As Roper and Kim (2007) stated:

A clear revolution is underway in when, where and how work is accomplished. The workplace of the future will be more physically distributed due to a variety of reasons, such as the high cost of land and buildings in urban areas, air pollution resulting from mass commuting, and changes in the nature of work (p. 103).

In the past two decades the landscape of our workforce has changed dramatically from traditional brick and mortar buildings to distributed work environments because of the advancement of technology. From having all employees in a physical building to having employees spread all over the world in an array of physical locations. By definition, a distributed work environment is an organization structure where “… the vast majority of employees work from wherever they are comfortable and productive. Perhaps most importantly, communication and culture are moved outside the boundaries of a physical location so that everyone is able to be included wherever they live” (Robins, 2014, p. 3). A more technical definition explains the distributed work environment as “… an environment in which a plurality of mobile workers using portable computing devices can gain access to a network via network access stations installed within the work environment” (Cole et al., 2002, p. 1). Both definitions reiterate the idea that traditional company headquarters are gradually changing from one main location to wherever an employee wants it to be.

As we begin to understand the concept of what a distributed work environment is, it is important to also understand what it is not. According to Jeff Robbins (2014), from Lullabot, a strategy, design and development company that has embraced and implemented a distributed work environment for his company, a distributed work environment is not:

  • One with a prominent central office where the majority of people work most of the time (Robins, 2014, p. 4)
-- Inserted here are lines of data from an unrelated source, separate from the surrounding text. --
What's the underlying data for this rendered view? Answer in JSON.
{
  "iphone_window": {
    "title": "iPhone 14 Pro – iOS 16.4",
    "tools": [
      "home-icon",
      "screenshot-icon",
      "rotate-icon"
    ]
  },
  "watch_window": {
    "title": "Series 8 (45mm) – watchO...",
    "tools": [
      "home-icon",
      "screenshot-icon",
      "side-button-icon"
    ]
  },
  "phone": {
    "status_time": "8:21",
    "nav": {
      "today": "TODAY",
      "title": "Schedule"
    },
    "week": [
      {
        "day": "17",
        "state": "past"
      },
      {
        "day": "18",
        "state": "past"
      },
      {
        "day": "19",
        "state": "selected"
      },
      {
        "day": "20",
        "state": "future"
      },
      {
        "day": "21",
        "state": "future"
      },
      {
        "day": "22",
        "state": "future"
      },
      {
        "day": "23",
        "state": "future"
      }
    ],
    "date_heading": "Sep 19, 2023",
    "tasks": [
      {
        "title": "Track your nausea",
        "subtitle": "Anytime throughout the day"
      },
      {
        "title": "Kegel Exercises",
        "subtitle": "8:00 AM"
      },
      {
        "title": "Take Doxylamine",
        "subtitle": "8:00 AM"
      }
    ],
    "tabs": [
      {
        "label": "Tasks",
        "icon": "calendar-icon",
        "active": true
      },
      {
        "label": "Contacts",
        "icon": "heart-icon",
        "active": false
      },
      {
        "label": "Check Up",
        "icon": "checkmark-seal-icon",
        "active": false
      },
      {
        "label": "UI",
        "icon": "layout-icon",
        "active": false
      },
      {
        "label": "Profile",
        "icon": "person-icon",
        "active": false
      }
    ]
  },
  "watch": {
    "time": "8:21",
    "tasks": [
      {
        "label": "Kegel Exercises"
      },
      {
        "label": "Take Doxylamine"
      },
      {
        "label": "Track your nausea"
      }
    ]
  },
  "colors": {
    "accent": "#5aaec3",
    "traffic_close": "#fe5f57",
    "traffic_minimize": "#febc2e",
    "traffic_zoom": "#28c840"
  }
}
  • A corporation with multiple locations (Robins, 2014, p. 4)

  • A company where people are often allowed to work from home (Robins, 2014, p. 4)

  • A company that takes advantage of outsourcing, freelancers, or subcontractors (Robins, 2014, p. 4)

  • A co-working space where people freelance on similar projects (Robins, 2014, p. 4)

  • A single freelancer (Robins, 2014, p. 4)

  • A department within a large company where most people work from home (for instance, the customer service branch of an airline) – though this may qualify as a distributed team (Robins, 2014, p. 4)

Key Terms in this Chapter

Teleworker: Employees who work from home or satellite locations for an organization.

Communication: The process of imparting or interchange of thoughts, opinions, or information by speech, writing, or signs.

Virtual Teams: A team of employees working together from different remote locations. The majority of their collaboration occurs online.

Intra-Organizational: The level to which an employees has built strong relationships with their colleagues within an organization.

Socialization: A continuing process whereby an individual acquires a personal identity and learns the norms, values, behavior, and social skills appropriate to his or her social position.

Self-Directed: The ability to guide, manage or regulate oneself without supervision.

Self-Motivation: Initiative to undertake or continue a task or activity without another's prodding or supervision.

Personality: The sum total of the physical, mental, emotional, and social characteristics of an individual. The organized pattern of behavioral characteristics of the individual.